Some 3,500 ceremonial objects looted by Nazis from synagogues and Jewish homes in Europe between 1938 and 1945 are en route to this country for re-distribution to Jewish museums, synagogues and community centers in the Western Hemisphere, it was announced here today. They will be stored in the Jewish Museum of New York.
These treasures, of historic and artistic value, which include silverware and textiles, are only a part of the collection which was recovered by Allied military authorities after V-E Day. They were stored, together with hundreds of thousands of Jewish books, as unidentifiable Jewish property, in the depot of Offenbach, under the guardianship of the American authorities in Germany.

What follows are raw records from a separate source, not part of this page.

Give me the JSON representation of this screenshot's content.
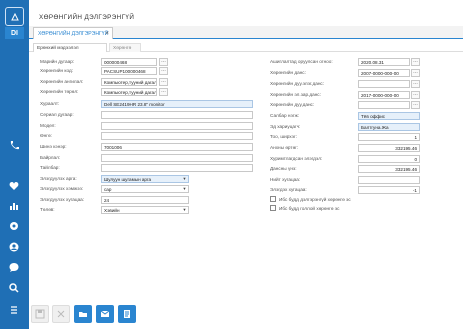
{
  "app": {
    "logo_text": "DI",
    "window_title": "ХӨРӨНГИЙН ДЭЛГЭРЭНГҮЙ"
  },
  "tabs": [
    {
      "label": "ХӨРӨНГИЙН ДЭЛГЭРЭНГҮЙ",
      "close": "×"
    }
  ],
  "subtabs": [
    {
      "label": "Ерөнхий мэдээлэл"
    },
    {
      "label": "Хөрөнгө"
    }
  ],
  "left_fields": [
    {
      "label": "Марийн дугаар:",
      "value": "000000468"
    },
    {
      "label": "Хөрөнгийн код:",
      "value": "PACSUP100000468"
    },
    {
      "label": "Хөрөнгийн ангилал:",
      "value": "Компьютер,тууний дагал..."
    },
    {
      "label": "Хөрөнгийн төрөл:",
      "value": "Компьютер,тууний дагал..."
    },
    {
      "label": "Хураалт:",
      "value": "Dell SE2419HR 23.8\" monitor"
    },
    {
      "label": "Сериал дугаар:",
      "value": ""
    },
    {
      "label": "Модел:",
      "value": ""
    },
    {
      "label": "Өнгө:",
      "value": ""
    },
    {
      "label": "Шинэ кэнэр:",
      "value": "7001006"
    },
    {
      "label": "Байрлал:",
      "value": ""
    },
    {
      "label": "Тайлбар:",
      "value": ""
    },
    {
      "label": "Элэгдүүлэх арга:",
      "value": "Шулуун шугамын арга"
    },
    {
      "label": "Элэгдүүлэх хэмжээ:",
      "value": "сар"
    },
    {
      "label": "Элэгдүүлэх хугацаа:",
      "value": "24"
    },
    {
      "label": "Төлөв:",
      "value": "Хэвийн"
    }
  ],
  "right_fields": [
    {
      "label": "Ашиглалтад оруулсан огноо:",
      "value": "2020.08.31"
    },
    {
      "label": "Хөрөнгийн данс:",
      "value": "2007-0000-000-00"
    },
    {
      "label": "Хөрөнгийн дуу.элэг.данс:",
      "value": ""
    },
    {
      "label": "Хөрөнгийн эл.зар.данс:",
      "value": "2017-0000-000-00"
    },
    {
      "label": "Хөрөнгийн дуу.данс:",
      "value": ""
    },
    {
      "label": "Салбар нэгж:",
      "value": "Тёв оффис"
    },
    {
      "label": "Эд хариуцагч:",
      "value": "Балтгуна.Жа"
    },
    {
      "label": "Тоо, ширхэг:",
      "value": "1"
    },
    {
      "label": "Анхны өртөг:",
      "value": "332195.46"
    },
    {
      "label": "Хуримтлагдсан элэгдэл:",
      "value": "0"
    },
    {
      "label": "Дансны үнэ:",
      "value": "332195.46"
    },
    {
      "label": "Нийт хугацаа:",
      "value": ""
    },
    {
      "label": "Элэгдэх хугацаа:",
      "value": "-1"
    }
  ],
  "checkboxes": [
    {
      "label": "Ибс будд дэлгэрэнгүй хөрөнгө эс"
    },
    {
      "label": "Ибс будд голлой хөрөнгө эс"
    }
  ],
  "rail_icons": [
    "phone-icon",
    "heart-icon",
    "chart-icon",
    "gear-icon",
    "user-icon",
    "chat-icon",
    "search-icon",
    "settings-icon"
  ],
  "footer": {
    "buttons": [
      "save-icon",
      "print-icon",
      "folder-icon",
      "message-icon",
      "copy-icon"
    ]
  }
}
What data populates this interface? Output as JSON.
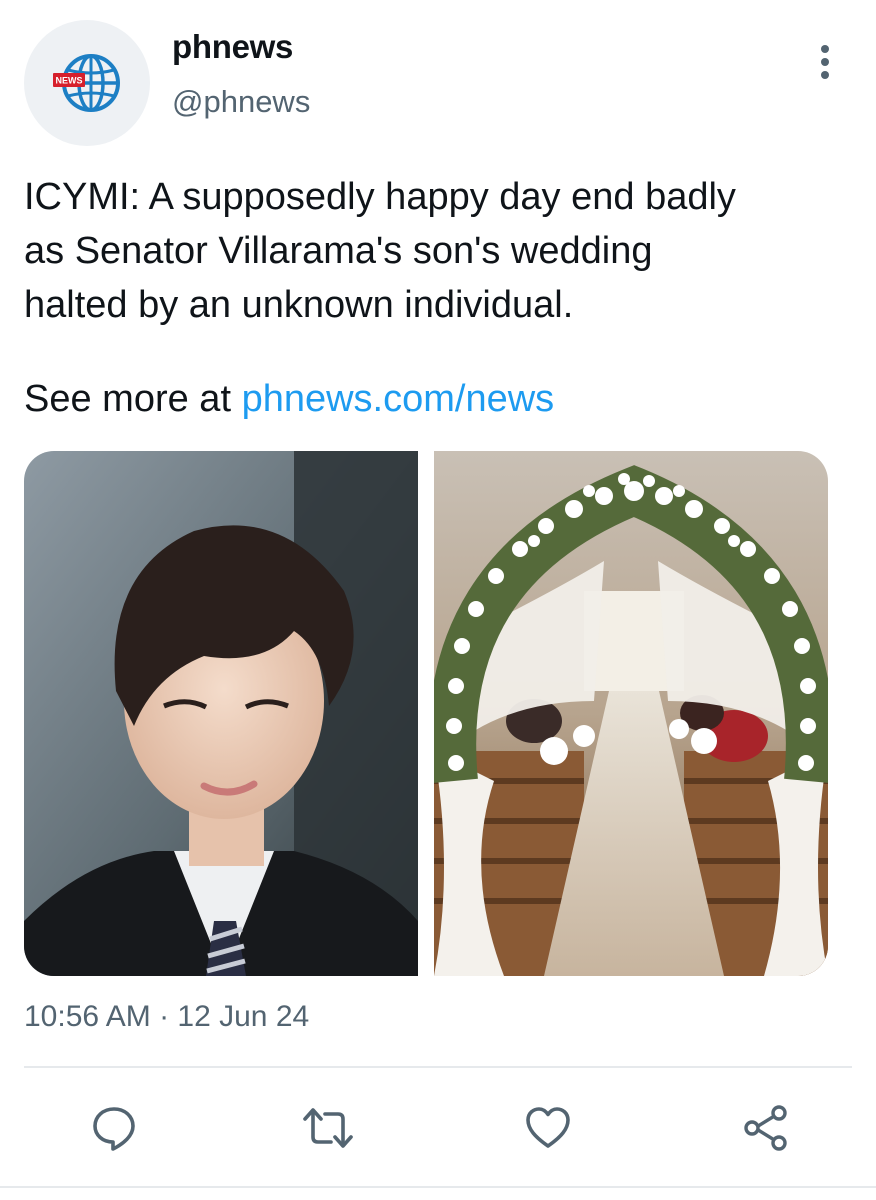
{
  "account": {
    "display_name": "phnews",
    "handle": "@phnews",
    "avatar_badge": "NEWS",
    "avatar_icon": "globe-icon",
    "brand_color": "#1d7fc4",
    "badge_color": "#d6202c"
  },
  "tweet": {
    "text": "ICYMI: A supposedly happy day end badly\nas Senator Villarama's son's wedding\nhalted by an unknown individual.",
    "see_more_prefix": "See more at ",
    "link_text": "phnews.com/news",
    "link_color": "#1d9bf0",
    "timestamp": "10:56 AM · 12 Jun 24"
  },
  "media": [
    {
      "name": "portrait-photo",
      "kind": "photo"
    },
    {
      "name": "wedding-aisle-photo",
      "kind": "photo"
    }
  ],
  "actions": [
    {
      "name": "reply-icon"
    },
    {
      "name": "retweet-icon"
    },
    {
      "name": "like-icon"
    },
    {
      "name": "share-icon"
    }
  ],
  "icon_color": "#536471"
}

A great quantity of the ceremonial objects is now being shipped to the Jewish Agency for Palestine, which will arrange for its distribution in Israel with the Ministry of Religious Affairs. Several hundred Torah scrolls have been turned over to the American Joint Distribution Committee in Paris for the arduous task of examination, transfer, and distribution in Israel. Jewish Cultural Reconstruction, Inc., which handles the project, has also allocated a certain amount of these objects to the British Commonwealth countries and Western European Jewish communities.
Jewish Cultural Reconstruction, Inc., a non-profit organization, whose membership consists of Jewish national and international organizations in this country and abroad, receives its operational funds from the American Joint Distribution Committee and the Jewish Agency for Palestine.